Claire (1) a la cinquantaine, des cheveux blonds et courts
qui grisonnent à peine, et elle est toujours très élégante.
Elle est cadre dans la pub. C’est un dimanche après-midi
d’automne et nous marchons côte à côte dans les rues de
l’arrondissement.
— Alors, tu as vraiment quitté le courant Rocard ? je
lui demande.
— Disons que je me suis mise en retrait.
— Pourquoi ?
— J’en ai un peu marre, tu sais. Et puis j’ai beaucoup
de boulot.
Elle me propose une cigarette mais je ne fume pas. Elle
allume la sienne.
— Dans ma boîte, en ce moment, c’est l’enfer, reprend-elle.
— Plus j’y pense, et moins j’ai envie de travailler.
— Avant on disait : « Ne perds pas ta vie à la gagner ».
Moi, maintenant, je gagne bien ma vie, peut-être que je
la perds bien aussi.
Elle me sourit.
— Mais vous, les jeunes de maintenant, vous pensez
plus du tout comme ça.
— Ça dépend qui…

Je réfléchis à la formule qu’elle vient de citer.
— Un type dans le genre de Manuel, je reprends, il est
de ton courant, lui, c’était sûrement pas le genre utopiste
ou rêveur.
— Manuel… Manuel, je le connais très bien.
— Ah bon ?
— C’est quasiment moi qui l’ai recruté.
— Tu es aussi une spécialiste du marketing politique ?
— Dans la pub, on sait tout faire.
Elle sourit.
— Pourquoi a-t-il quitté la section ?, je reprends.
— Il avait beaucoup plus d’opportunités en banlieue.
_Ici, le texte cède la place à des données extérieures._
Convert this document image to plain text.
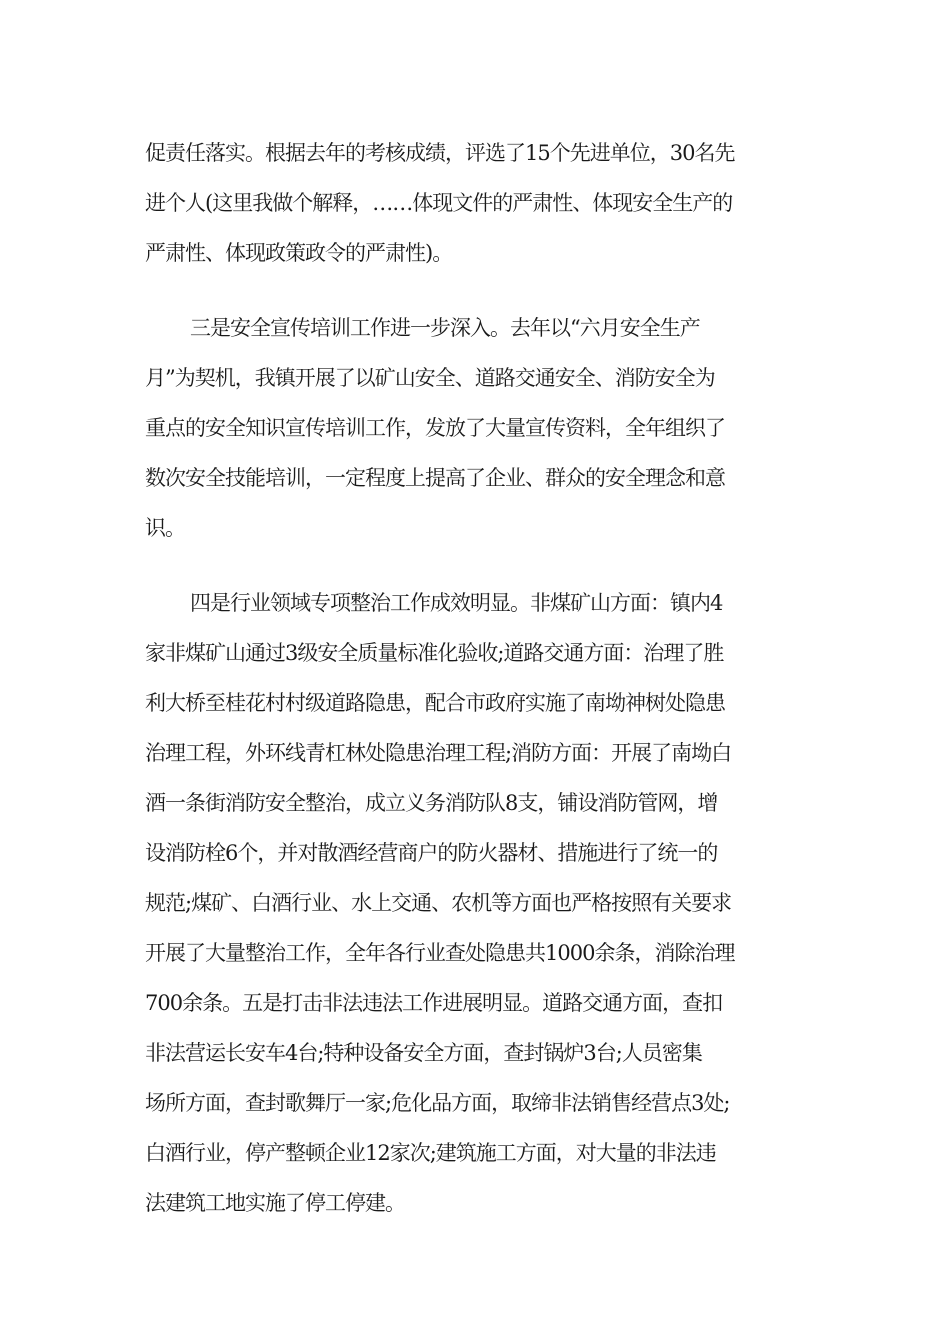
促责任落实。根据去年的考核成绩，评选了15个先进单位，30名先
进个人(这里我做个解释，……体现文件的严肃性、体现安全生产的
严肃性、体现政策政令的严肃性)。
三是安全宣传培训工作进一步深入。去年以“六月安全生产
月”为契机，我镇开展了以矿山安全、道路交通安全、消防安全为
重点的安全知识宣传培训工作，发放了大量宣传资料，全年组织了
数次安全技能培训，一定程度上提高了企业、群众的安全理念和意
识。
四是行业领域专项整治工作成效明显。非煤矿山方面：镇内4
家非煤矿山通过3级安全质量标准化验收;道路交通方面：治理了胜
利大桥至桂花村村级道路隐患，配合市政府实施了南坳神树处隐患
治理工程，外环线青杠林处隐患治理工程;消防方面：开展了南坳白
酒一条街消防安全整治，成立义务消防队8支，铺设消防管网，增
设消防栓6个，并对散酒经营商户的防火器材、措施进行了统一的
规范;煤矿、白酒行业、水上交通、农机等方面也严格按照有关要求
开展了大量整治工作，全年各行业查处隐患共1000余条，消除治理
700余条。五是打击非法违法工作进展明显。道路交通方面，查扣
非法营运长安车4台;特种设备安全方面，查封锅炉3台;人员密集
场所方面，查封歌舞厅一家;危化品方面，取缔非法销售经营点3处;
白酒行业，停产整顿企业12家次;建筑施工方面，对大量的非法违
法建筑工地实施了停工停建。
Il
est déjà maire adjoint, c’est pas mal, à son âge.
— Tu veux pas me raconter son parcours ?
— Si tu veux. Tiens, ça te dit pas qu’on s’arrête là ? me
demande-t-elle en me désignant la devanture d’un café.
Dame Tartine est un bar à vin tenu par trois vieilles
demoiselles en tablier. On s’attable devant un verre de
saint-émilion.
— Le courant Rocard avait décidé de miser sur deux
petits jeunes, commence Claire. Il y avait lui, et un autre
type, Alain B. (2) On les avait mis en concurrence, mais
évidement c’est Manuel qui avait le plus de chance. Tu
comprends, il passe quand même beaucoup mieux que
l’autre à la télé.
Je comprends parfaitement parce que j’ai croisé Alain
B. une fois au siège d’un syndicat étudiant pendant le
mouvement de 1986. C’est une montagne de graisse surmontée
d’une petite tête chauve. Manuel, par contre, a
un physique de jeune premier.

— Manuel, reprend Claire, il n’est pas énarque, ni rien.
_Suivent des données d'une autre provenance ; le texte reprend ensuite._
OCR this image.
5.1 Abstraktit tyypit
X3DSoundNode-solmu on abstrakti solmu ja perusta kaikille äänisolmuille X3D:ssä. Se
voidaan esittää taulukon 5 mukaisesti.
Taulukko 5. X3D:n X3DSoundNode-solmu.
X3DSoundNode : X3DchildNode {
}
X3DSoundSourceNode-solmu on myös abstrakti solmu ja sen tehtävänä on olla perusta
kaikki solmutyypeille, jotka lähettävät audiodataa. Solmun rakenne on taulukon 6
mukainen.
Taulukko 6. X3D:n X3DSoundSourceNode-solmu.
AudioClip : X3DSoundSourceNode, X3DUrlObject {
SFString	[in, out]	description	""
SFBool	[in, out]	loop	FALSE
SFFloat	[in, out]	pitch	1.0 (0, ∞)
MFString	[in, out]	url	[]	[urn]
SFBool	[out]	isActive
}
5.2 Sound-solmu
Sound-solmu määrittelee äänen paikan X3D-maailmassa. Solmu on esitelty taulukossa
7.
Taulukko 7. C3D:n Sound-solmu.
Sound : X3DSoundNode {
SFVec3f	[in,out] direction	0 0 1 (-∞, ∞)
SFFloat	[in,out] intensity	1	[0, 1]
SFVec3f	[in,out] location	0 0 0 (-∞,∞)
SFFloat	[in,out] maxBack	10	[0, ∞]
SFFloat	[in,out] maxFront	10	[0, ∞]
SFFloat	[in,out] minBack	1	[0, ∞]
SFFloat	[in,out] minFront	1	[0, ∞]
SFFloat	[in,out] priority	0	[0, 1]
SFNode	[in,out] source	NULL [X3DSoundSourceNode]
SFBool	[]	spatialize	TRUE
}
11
Il a juste une licence d’histoire ou quelque chose dans
ce genre. On l’a choisi parce que c’était vraiment le petit
jeune qui en veut. Dans les universités d’été, il s’arrangeait
toujours pour être pris en photo à côté de Rocard.
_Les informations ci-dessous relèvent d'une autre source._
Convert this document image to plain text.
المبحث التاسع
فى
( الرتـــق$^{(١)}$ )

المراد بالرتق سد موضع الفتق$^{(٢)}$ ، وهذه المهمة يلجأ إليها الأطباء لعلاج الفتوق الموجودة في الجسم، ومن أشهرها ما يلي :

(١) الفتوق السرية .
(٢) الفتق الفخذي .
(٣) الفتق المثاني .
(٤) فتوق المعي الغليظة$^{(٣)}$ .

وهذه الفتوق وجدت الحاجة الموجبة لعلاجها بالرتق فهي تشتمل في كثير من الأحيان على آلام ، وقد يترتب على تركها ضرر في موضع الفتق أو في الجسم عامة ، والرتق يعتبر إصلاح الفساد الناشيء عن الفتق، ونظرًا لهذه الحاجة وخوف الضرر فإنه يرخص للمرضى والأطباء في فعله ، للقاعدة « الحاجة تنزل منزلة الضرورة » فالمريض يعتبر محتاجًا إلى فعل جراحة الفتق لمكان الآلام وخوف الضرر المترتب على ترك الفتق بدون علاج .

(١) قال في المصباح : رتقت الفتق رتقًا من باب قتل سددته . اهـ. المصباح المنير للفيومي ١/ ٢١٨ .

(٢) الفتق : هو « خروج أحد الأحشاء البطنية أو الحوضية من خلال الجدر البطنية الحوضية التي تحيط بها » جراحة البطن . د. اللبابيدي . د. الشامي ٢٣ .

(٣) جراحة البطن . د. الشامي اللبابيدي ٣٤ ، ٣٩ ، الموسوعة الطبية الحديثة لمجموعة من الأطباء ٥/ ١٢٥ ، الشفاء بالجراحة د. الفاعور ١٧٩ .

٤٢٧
Il ne s’est jamais loupé. Dès qu’il y avait une photo de
Rocard, il était là, à côté. C’est moi qui lui ai tout appris.
On lui a donné des cours en studio devant des caméras.
On a dépensé de l’argent pour lui. Il a vite progressé.
Il était très doué. Depuis, son parcours est presque un
sans-faute. Pour le moment, il a fait une seule erreur.
— Laquelle ?
— Son mariage. Il a épousé la femme qu’il aimait, une
fille d’immigrés espagnols comme lui.
— Pourquoi ce serait une erreur ?
— C’est une alliance qui ne lui apportait rien.
Je la regarde d’abord sans comprendre, puis je pense
à Chirac qui a épousé une Chaudron de Courcelles, une
fille de la famille de l’aide de camp du Général.
— Pourtant, on lui a mis une sacrée pression, reprend
Claire, mais Manuel n’a rien voulu savoir. Il n’a jamais
renoncé à ce mariage.
Elle fixe le bout de sa cigarette.
— C’était une sacrée connerie de sa part, mais je peux te
dire que le jour où il a fait ça, il est remonté dans mon estime.

Extrait de Mort à la démocratie, pages 30 à 32.

(1) Le prénom a été modifié.
(2) Alain Bauer, ancien grand maître du Grand Orient de France, spécialiste de la sécurité et de la menace anarcho-autonome.